1. Feet are the key:
Your body is built to be supported by your feet. The more weight on your feet at all times, the better. When you struggle on a route, you're arms are giving in and you start to rush, think FEET - they will almost always be the reason you are stuck and the solution to keep you on the rock.

2. Arms straight:
Keep your arms straight as much as you can (i.e most of the time). The basic climbing movement is to keep arms straight, move feet into position to reach the next hold, pull up momentarily to reach next hold, arm straight again to move feet, and so on. This helps you in lots of ways but the most important benefits are reducing the muscular effort from your arms and being able to see what's going on at your feet much better than if your face is pulled hard against the wall.

3. Lots of small foot moves:
Many beginners automatically assume the making more foot moves is bad. Your footwork will become more efficient in time, but it's still normal to make 2-3 foot moves for each hand move in many types of climbing.

4. Quiet feet:
This technique has nothing to do with keeping the noise down in the climbing wall, its just a simple technique for good footwork. Avoiding jumping or scuffing your feet up the wall as you move your feet means you have to get in balance to place them carefully.

5. Make the most of each hold:
In indoor climbing, each hold will have a 'best' spot on the hold which is the part you should use. You need to try and find it (hand and feet!). Beginners tend either to grab and pull without 'feeling' for the best bit first, or, when they get stuck on a move, they feel around for way too long trying to find that magic hidden incut that isn't there. Somewhere in between is best; look and feel the hold to find the best bit, then move on. If you get stuck, concentrate your efforts on feet (see No. 1) and looking for other holds.

2 August 2006

New to climbing? - the basics

First climbing steps in the old Kelvin Hall wall (I miss it!). Note chalk clogged atmosphere!

One of the things I'm finding on my web crawls for good climbing training sites is a lack of god resources for beginners. My memories of getting into climbing were not being too intimidated by all these grades, ethics, rules of the sport and the jargon of training - sets, reps, intervals, Egyptians, etc I just tried to soak it up. But I know others find it off-putting. Starting out in climbing is a bit of a magical time (of course it doesn't have to get any less magical as time goes on!), and I think what you are exposed to when you start out often shapes your likes and skills later on, even if you diversify your climbing.
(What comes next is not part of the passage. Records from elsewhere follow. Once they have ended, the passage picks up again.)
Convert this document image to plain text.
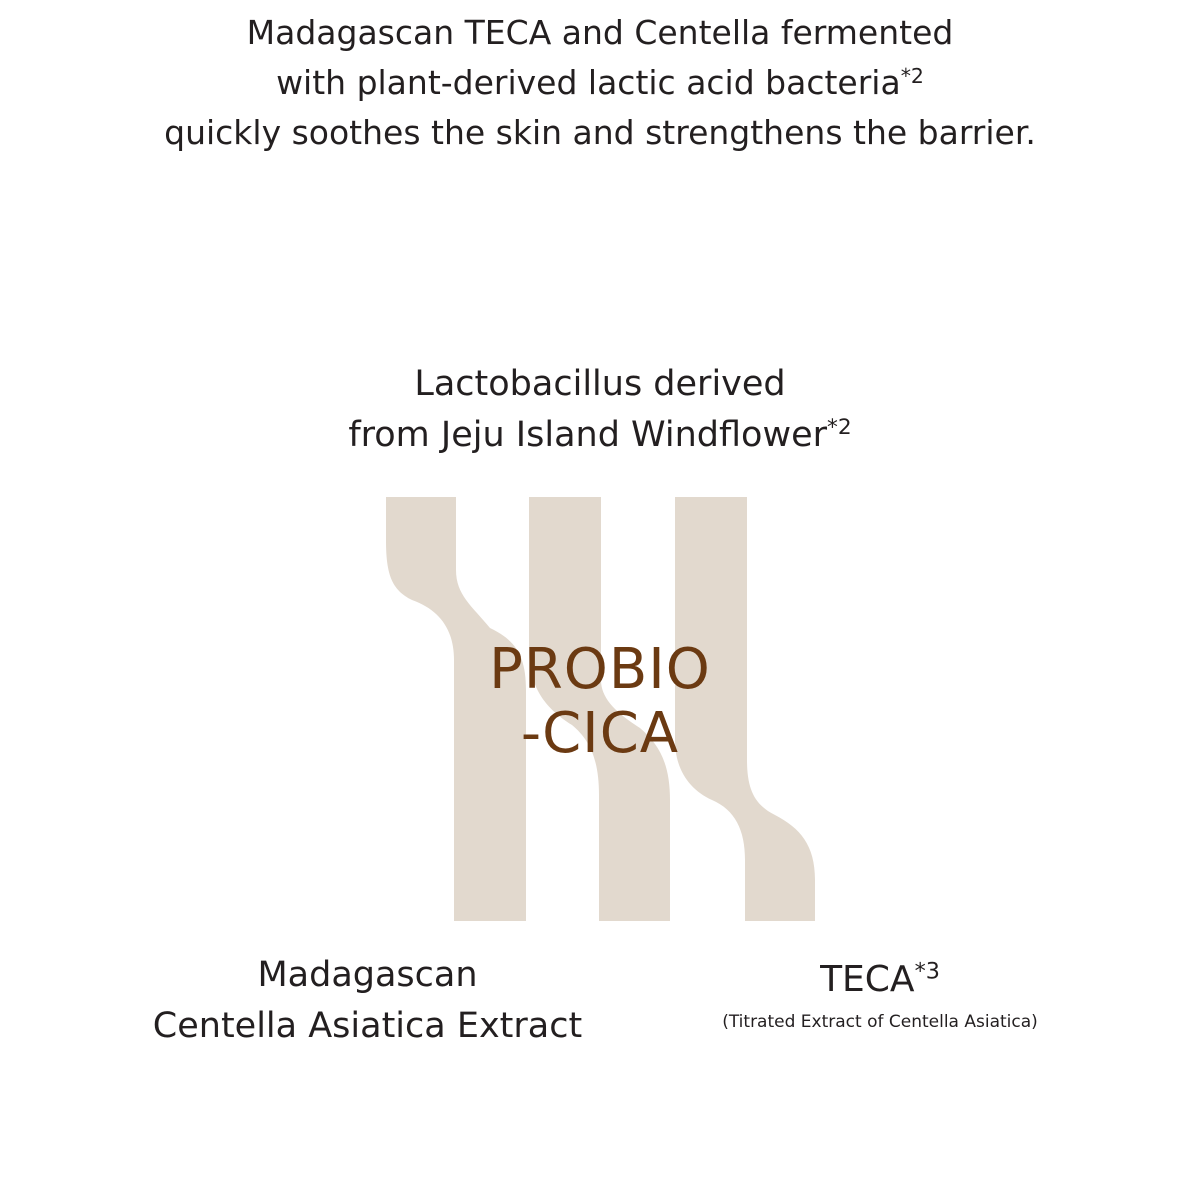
Madagascan TECA and Centella fermented
with plant-derived lactic acid bacteria$^{*2}$
quickly soothes the skin and strengthens the barrier.
Lactobacillus derived
from Jeju Island Windflower$^{*2}$
PROBIO
-CICA
Madagascan
Centella Asiatica Extract
TECA$^{*3}$
(Titrated Extract of Centella Asiatica)
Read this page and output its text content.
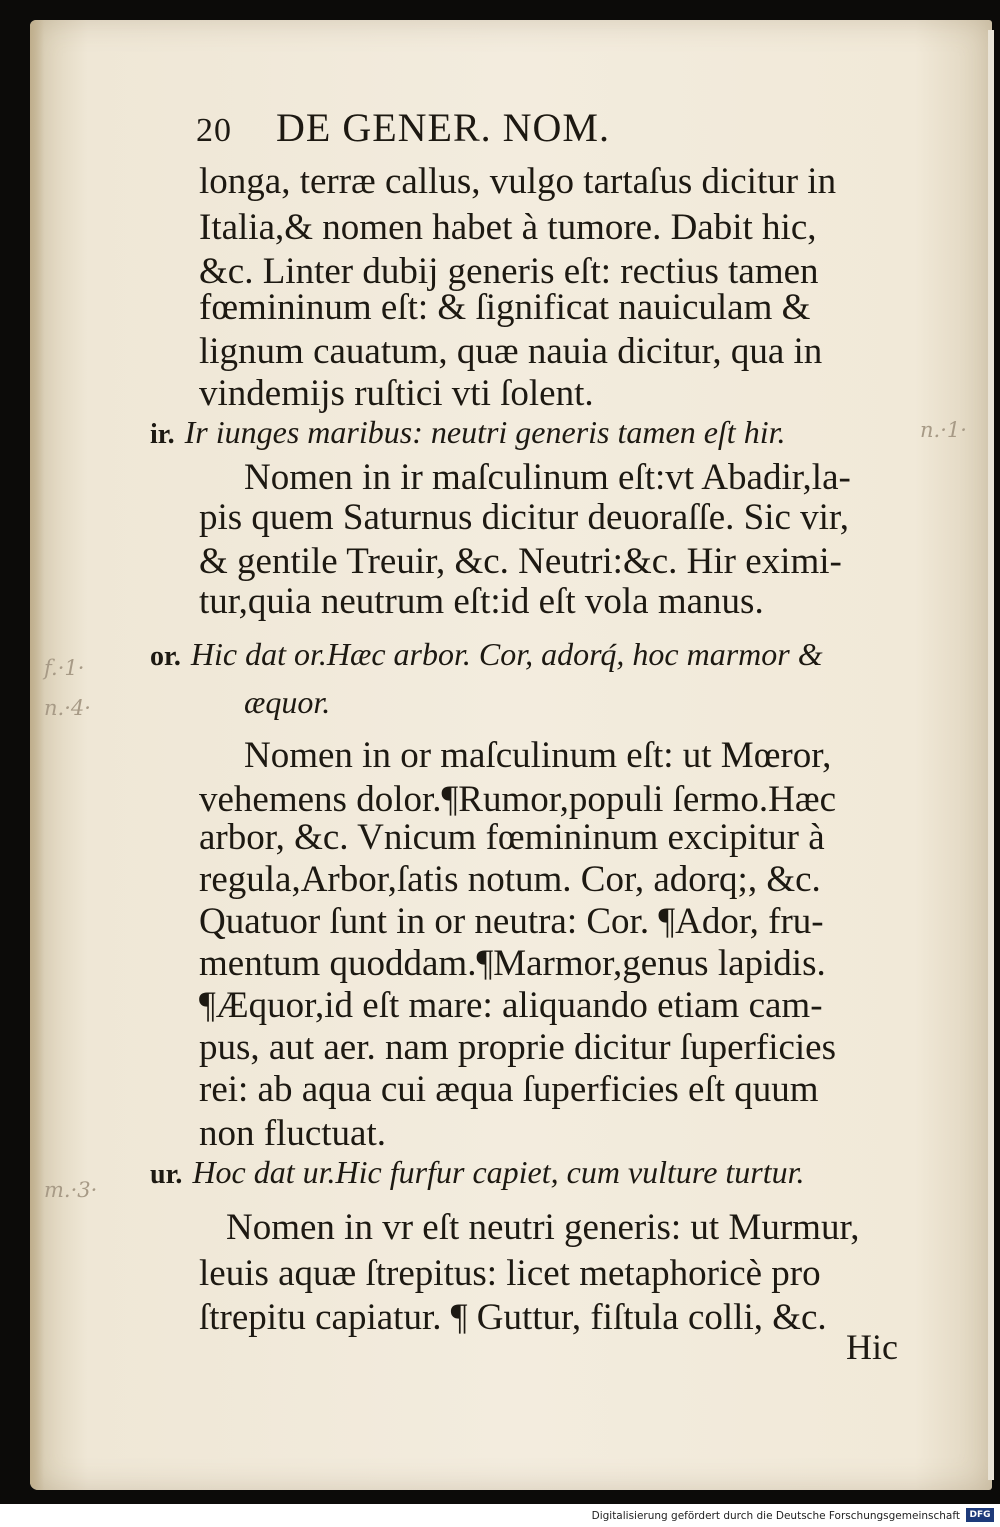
20 DE GENER. NOM.
longa, terræ callus, vulgo tartaſus dicitur in
Italia,& nomen habet à tumore. Dabit hic,
&c. Linter dubij generis eſt: rectius tamen
fœmininum eſt: & ſignificat nauiculam &
lignum cauatum, quæ nauia dicitur, qua in
vindemijs ruſtici vti ſolent.
ir. Ir iunges maribus: neutri generis tamen eſt hir.	n.·1·
Nomen in ir maſculinum eſt:vt Abadir,la-
pis quem Saturnus dicitur deuoraſſe. Sic vir,
& gentile Treuir, &c. Neutri:&c. Hir eximi-
tur,quia neutrum eſt:id eſt vola manus.
f.·1·
n.·4·
or. Hic dat or.Hæc arbor. Cor, adorq́, hoc marmor &
æquor.
Nomen in or maſculinum eſt: ut Mœror,
vehemens dolor.¶Rumor,populi ſermo.Hæc
arbor, &c. Vnicum fœmininum excipitur à
regula,Arbor,ſatis notum. Cor, adorq;, &c.
Quatuor ſunt in or neutra: Cor. ¶Ador, fru-
mentum quoddam.¶Marmor,genus lapidis.
¶Æquor,id eſt mare: aliquando etiam cam-
pus, aut aer. nam proprie dicitur ſuperficies
rei: ab aqua cui æqua ſuperficies eſt quum
non fluctuat.
m.·3· ur. Hoc dat ur.Hic furfur capiet, cum vulture turtur.
Nomen in vr eſt neutri generis: ut Murmur,
leuis aquæ ſtrepitus: licet metaphoricè pro
ſtrepitu capiatur. ¶ Guttur, fiſtula colli, &c.
Hic
Digitalisierung gefördert durch die Deutsche Forschungsgemeinschaft	DFG
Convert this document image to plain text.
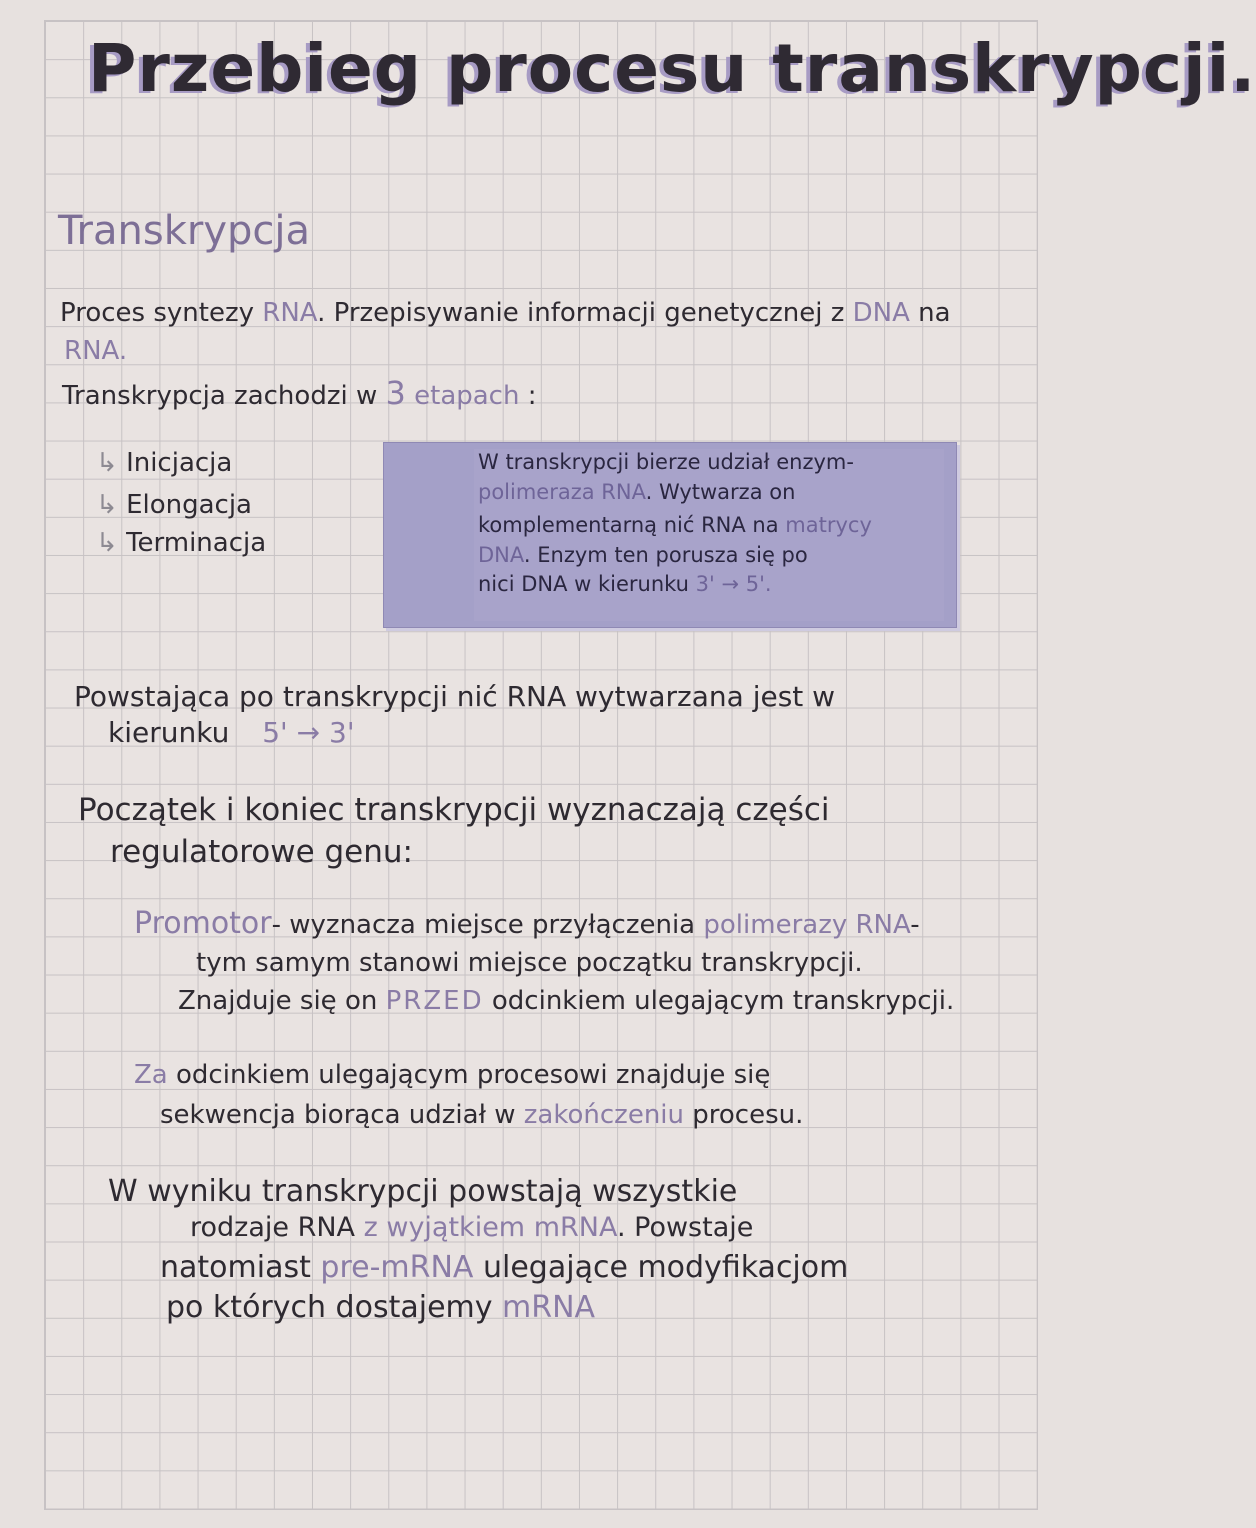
Przebieg procesu transkrypcji.
Transkrypcja
Proces syntezy RNA. Przepisywanie informacji genetycznej z DNA na
RNA.
Transkrypcja zachodzi w 3 etapach :
↳ Inicjacja
↳ Elongacja
↳ Terminacja
W transkrypcji bierze udział enzym-
polimeraza RNA. Wytwarza on
komplementarną nić RNA na matrycy
DNA. Enzym ten porusza się po
nici DNA w kierunku 3' → 5'.
Powstająca po transkrypcji nić RNA wytwarzana jest w
kierunku 5' → 3'
Początek i koniec transkrypcji wyznaczają części
regulatorowe genu:
Promotor- wyznacza miejsce przyłączenia polimerazy RNA-
tym samym stanowi miejsce początku transkrypcji.
Znajduje się on PRZED odcinkiem ulegającym transkrypcji.
Za odcinkiem ulegającym procesowi znajduje się
sekwencja biorąca udział w zakończeniu procesu.
W wyniku transkrypcji powstają wszystkie
rodzaje RNA z wyjątkiem mRNA. Powstaje
natomiast pre-mRNA ulegające modyfikacjom
po których dostajemy mRNA
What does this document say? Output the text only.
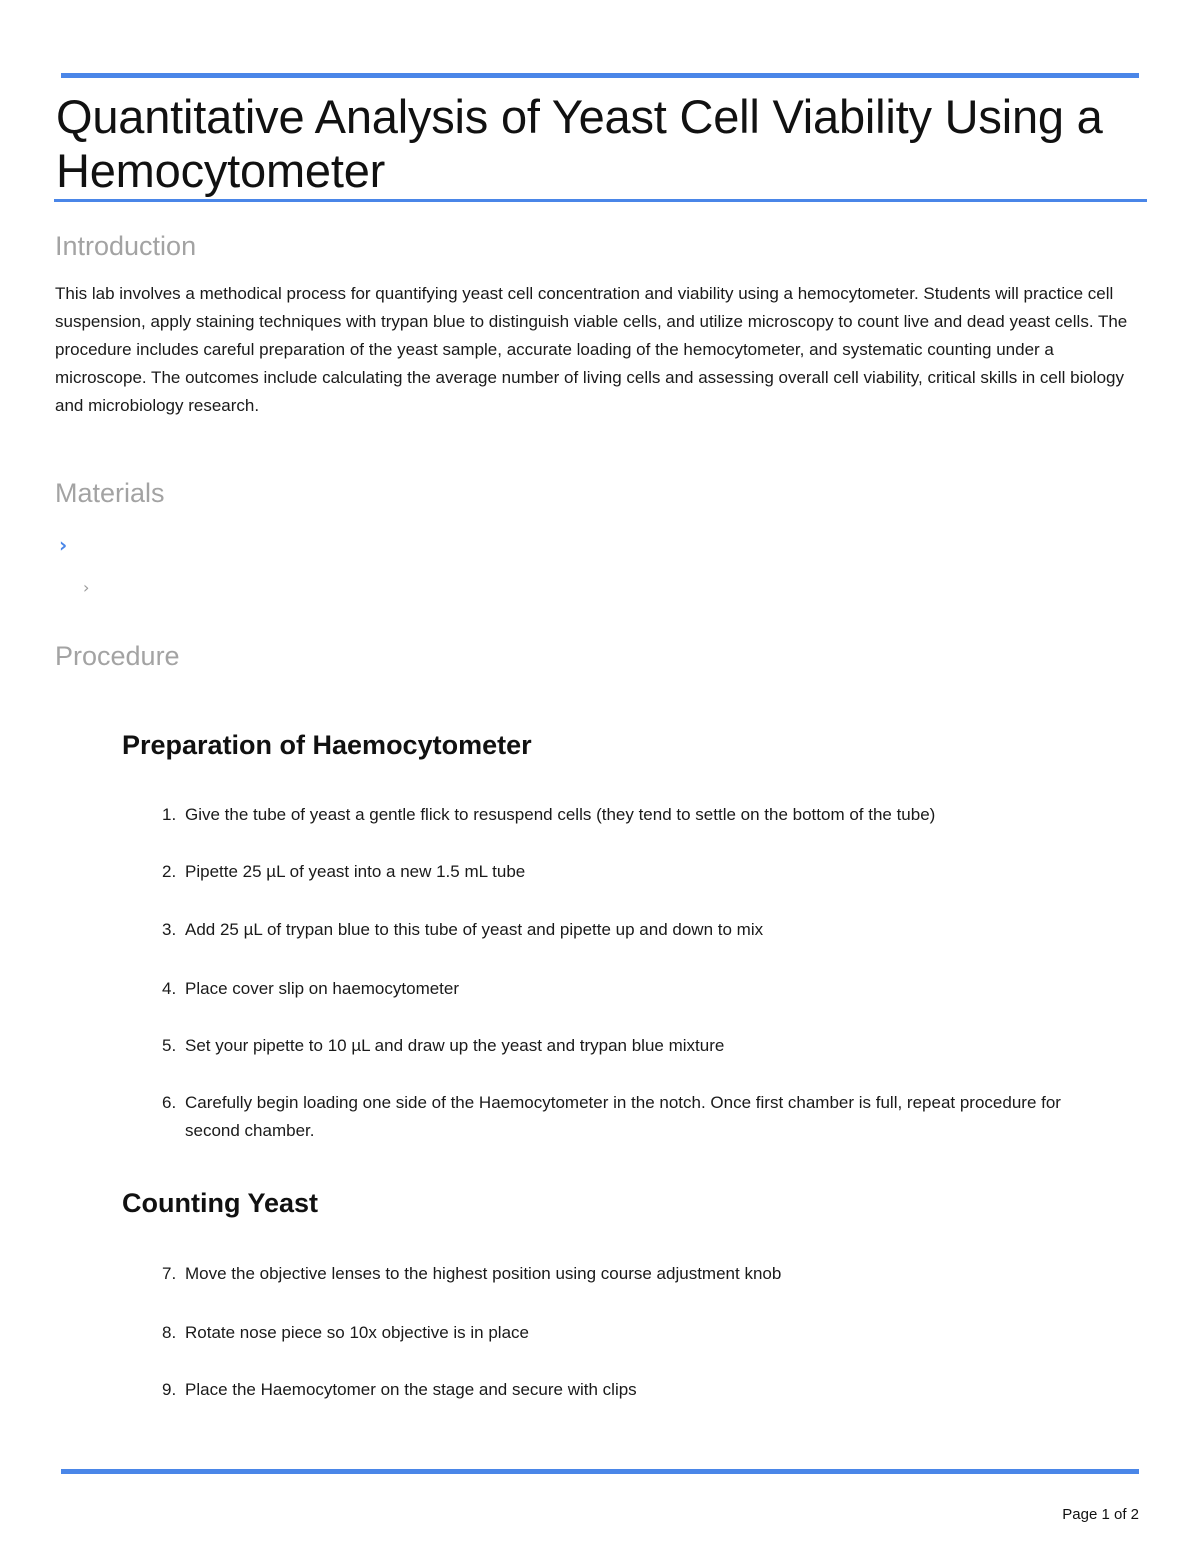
Quantitative Analysis of Yeast Cell Viability Using a Hemocytometer
Introduction

This lab involves a methodical process for quantifying yeast cell concentration and viability using a hemocytometer. Students will practice cell suspension, apply staining techniques with trypan blue to distinguish viable cells, and utilize microscopy to count live and dead yeast cells. The procedure includes careful preparation of the yeast sample, accurate loading of the hemocytometer, and systematic counting under a microscope. The outcomes include calculating the average number of living cells and assessing overall cell viability, critical skills in cell biology and microbiology research.

Materials
›
›
Procedure
Preparation of Haemocytometer
1. Give the tube of yeast a gentle flick to resuspend cells (they tend to settle on the bottom of the tube)
2. Pipette 25 µL of yeast into a new 1.5 mL tube
3. Add 25 µL of trypan blue to this tube of yeast and pipette up and down to mix
4. Place cover slip on haemocytometer
5. Set your pipette to 10 µL and draw up the yeast and trypan blue mixture
6. Carefully begin loading one side of the Haemocytometer in the notch. Once first chamber is full, repeat procedure for second chamber.
Counting Yeast
7. Move the objective lenses to the highest position using course adjustment knob
8. Rotate nose piece so 10x objective is in place
9. Place the Haemocytomer on the stage and secure with clips
Page 1 of 2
Strictly speaking, basic climbing safety is outwith the scope of this site, but there is certainly a lot of overlap between basic climbing tactics and skills and performance factors and they must fit together. I've added a link to the New to climbing? section for a series of Planetfear guides for starting out in various types of climbing. I'll be searching for more and writing some myself for taking your first steps in getting better at climbing once you decide you have the 'disease'.